W ten sposób bandytyzm muzułmańskich plemion z północy znalazł, prócz ekonomicznego, uzasadnienie ideologiczne. Myliłby się jednak ktoś, kto uznałby Fulanich jedynie za bezmyślnych napastników. Dość bowiem powiedzieć, że z ostatnich trzech prezydentów Nigerii dwóch z nich albo wywodziło się bezpośrednio z tej grupy (Muhammad Buhari) albo z bliskiej im etnicznie grupy Joruba (obecny Bola Ahmed Tinubu). Nie-muzułmaninem był z tej trójki jedynie Goodluck Jonathan, wolny od oskarżeń korupcyjnych nie był chyba zaś żaden z nich. I tu temat dochodzi do kolejnego zasadniczego problemu.

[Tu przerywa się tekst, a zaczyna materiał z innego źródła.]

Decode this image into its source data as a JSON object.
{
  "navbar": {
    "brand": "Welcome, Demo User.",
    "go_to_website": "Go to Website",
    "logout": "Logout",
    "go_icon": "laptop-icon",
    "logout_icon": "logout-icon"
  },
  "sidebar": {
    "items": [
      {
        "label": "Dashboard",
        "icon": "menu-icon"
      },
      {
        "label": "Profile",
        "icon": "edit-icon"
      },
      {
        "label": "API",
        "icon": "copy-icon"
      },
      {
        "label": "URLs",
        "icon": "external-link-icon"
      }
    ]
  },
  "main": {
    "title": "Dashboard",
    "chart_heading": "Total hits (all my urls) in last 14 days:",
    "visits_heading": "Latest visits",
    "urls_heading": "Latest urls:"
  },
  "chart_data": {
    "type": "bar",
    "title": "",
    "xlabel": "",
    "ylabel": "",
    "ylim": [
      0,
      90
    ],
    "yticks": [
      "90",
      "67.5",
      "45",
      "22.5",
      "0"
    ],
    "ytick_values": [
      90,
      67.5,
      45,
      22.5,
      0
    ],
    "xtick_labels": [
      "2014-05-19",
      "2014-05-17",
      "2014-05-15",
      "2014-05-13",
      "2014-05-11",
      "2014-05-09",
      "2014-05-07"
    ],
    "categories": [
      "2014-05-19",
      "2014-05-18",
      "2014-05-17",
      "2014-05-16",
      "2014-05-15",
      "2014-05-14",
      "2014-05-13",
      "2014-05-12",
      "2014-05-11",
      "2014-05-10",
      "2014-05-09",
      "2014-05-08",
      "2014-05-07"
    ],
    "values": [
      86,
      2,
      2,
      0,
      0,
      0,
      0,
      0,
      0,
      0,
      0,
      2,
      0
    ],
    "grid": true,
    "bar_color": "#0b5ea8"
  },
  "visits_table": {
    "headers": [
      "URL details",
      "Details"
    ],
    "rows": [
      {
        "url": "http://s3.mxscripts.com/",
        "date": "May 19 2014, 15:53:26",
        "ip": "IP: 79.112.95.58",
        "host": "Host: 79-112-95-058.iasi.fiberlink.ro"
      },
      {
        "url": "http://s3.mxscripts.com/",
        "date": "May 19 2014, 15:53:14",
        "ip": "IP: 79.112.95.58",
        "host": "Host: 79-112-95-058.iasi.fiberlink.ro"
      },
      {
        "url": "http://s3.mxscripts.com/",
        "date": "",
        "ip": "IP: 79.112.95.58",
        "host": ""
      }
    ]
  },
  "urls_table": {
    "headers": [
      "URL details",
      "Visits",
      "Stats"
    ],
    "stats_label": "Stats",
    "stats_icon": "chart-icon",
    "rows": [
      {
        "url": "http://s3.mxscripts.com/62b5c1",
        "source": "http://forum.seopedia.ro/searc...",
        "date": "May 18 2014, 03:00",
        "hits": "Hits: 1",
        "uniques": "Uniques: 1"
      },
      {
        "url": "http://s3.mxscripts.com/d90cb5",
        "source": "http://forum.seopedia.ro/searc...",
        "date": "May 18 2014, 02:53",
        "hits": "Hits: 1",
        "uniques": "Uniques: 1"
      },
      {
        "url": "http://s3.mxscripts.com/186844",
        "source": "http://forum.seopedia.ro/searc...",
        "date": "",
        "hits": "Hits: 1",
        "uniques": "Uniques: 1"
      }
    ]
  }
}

Chcieć to móc, nie chcieć to wybór

Tym jest nigeryjskie państwo samo w sobie. Nigeria to ludnościowo ogromny kraj, liczący niemal 240 milionów mieszkańców. Uchodzi za „potęgę”, przynajmniej jak na afrykańskie warunki. Zarazem jednak jest to kraj głęboko trawiony korupcją, sektarianizmem, partykularyzmami plemiennymi i problemami strukturalnymi, zaś jego władze i establishment polityczny skoncentrowany jest przede wszystkim na osobistym wzbogacaniu oraz tłumieniu opozycji wobec własnej władzy, problemy kraju odsuwając na drugi plan.

Nie jest jednak tak, że władze Nigerii nie potrafią rozwiązać jakichś problemów, jeśli im na tym faktycznie zależy. Przykładami może być tu choćby próba secesji prowincji Biafra w latach 1967-70 (stłumiona w wyniku wojny, która wedle różnych szacunków pochłonęła od 500 tys. do 3 milionów ofiar śmiertelnych) czy, w nowszych czasach, ciągnąca się od lat 90′, z największym nasileniem w latach 2006-09, rebelia w Delcie Nigru, bogatej w złoża ropy.

W obydwu tych przypadkach władze Nigerii potrafiły podjąć skuteczne (jakkolwiek krwawe i często barbarzyńskie) środki w celu zaradzenia tym sytuacjom. Tymczasem w odniesieniu do prześladowań i kolejnych masakr chrześcijan… nic. Władze co jakiś czas ogłaszają kampanie przywrócenia kontroli nad północnymi regionami – ale zarazem równie wiele, jeśli nie więcej energii co na walkę z islamistycznymi bojówkarzami, poświęcają na rozbrajanie samorzutnie powstających oddziałów lokalnej samooobrony. W ten sposób ludność nie ma się jak bronić, ataki muzułmańskich bojówkarzy zaś trwają…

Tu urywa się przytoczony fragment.